The University of Utah post-COVID-19 care clinic is evaluating more than 80 Post-Acute Sequelae of SARS-CoV-2 (PASC) patients a week and has 300 others on a waiting list. The clinic offers medical services to self-described COVID-19 “Long Haulers” in the Mountain West who have one or more symptoms that have persisted for weeks or months after initial infection.

“I’ve heard from a lot of long-hauler patients that they want care from someone who will listen to them and take them seriously,” says Jeanette Brown, M.D., PhD, the medical director of the new clinic and a pulmonologist who is an assistant professor of Internal Medicine at U of U Health. “Our goal is to address their needs in the best and most effective ways we can in an environment where precision, patient-centered care is paramount.”

In the 623 days (as of November 18) since the first COVID-19 case was reported in Utah, more than 581,000 incidences of the disease have been confirmed in the state. In most of those cases, the viral infection ran its course without lingering symptoms. But for an unfortunate few, the effects of the disease have persisted. Overall, studies show up to 50% of COVID-19 patients experience post-infection symptoms, Brown says.

These symptoms, ranging from mild to debilitating, include:

  • Fatigue
  • Shortness of breath or difficulty breathing
  • Cough
  • Joint pain
  • Chest pain
  • Memory, concentration, or sleep problems
  • Muscle pain or headache
  • Fast or pounding heartbeat
  • Loss of smell or taste
  • Depression or anxiety
  • Fever
  • Dizziness when standing
  • Worsened symptoms after physical or mental activities

To address these problems, clinic patients are evaluated by an advance practice clinician or a nurse who, in consultation with Brown, will coordinate care with physicians and practitioners in 10 specialties:

  • Dermatology
  • Cardiology
  • Endocrinology
  • Ear, Nose, & Throat (ENT)
  • Infectious Disease
  • Nephrology
  • Neurology
  • Psychiatry
  • Pulmonary
  • Social work

Coordinating through a single provider helps specialists concentrate on what they can specifically do for a patient as part of an overall care plan.

“I can stay focused on their shortness of breath or other pulmonary issues, knowing that they’re going to get the cardiovascular or neurological care they might need without me having to reach out to my colleagues in those departments,” says Mary Beth Scholand, M.D., an associate professor in Pulmonary Medicine at U of U Health who will be participating in the clinic. “It’s going to allow us to be really directed and efficient, hopefully leading to better care for these long-term COVID patients.”

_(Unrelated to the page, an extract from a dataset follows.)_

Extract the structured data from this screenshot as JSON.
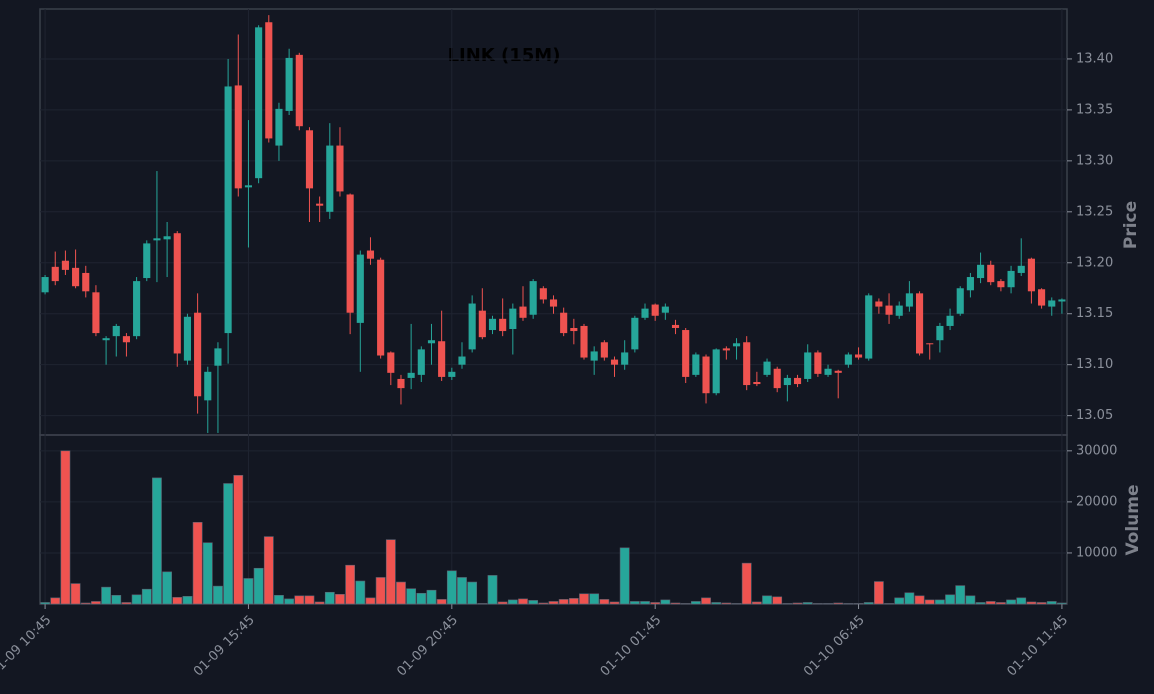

In addition to patient care, the clinic will also conduct research on the long-term effects of COVID-19 in hopes that it will lead to better treatments.

“Right now, treating COVID-19 and its long-term effects is like jumping out of an airplane and trying to make the parachute as you go down,” Brown says. “We still have a lot to learn about it. By gathering evidence and developing clinical pathways that are based on collaborative learning, we can funnel this knowledge into improving all aspects of long-hauler care.”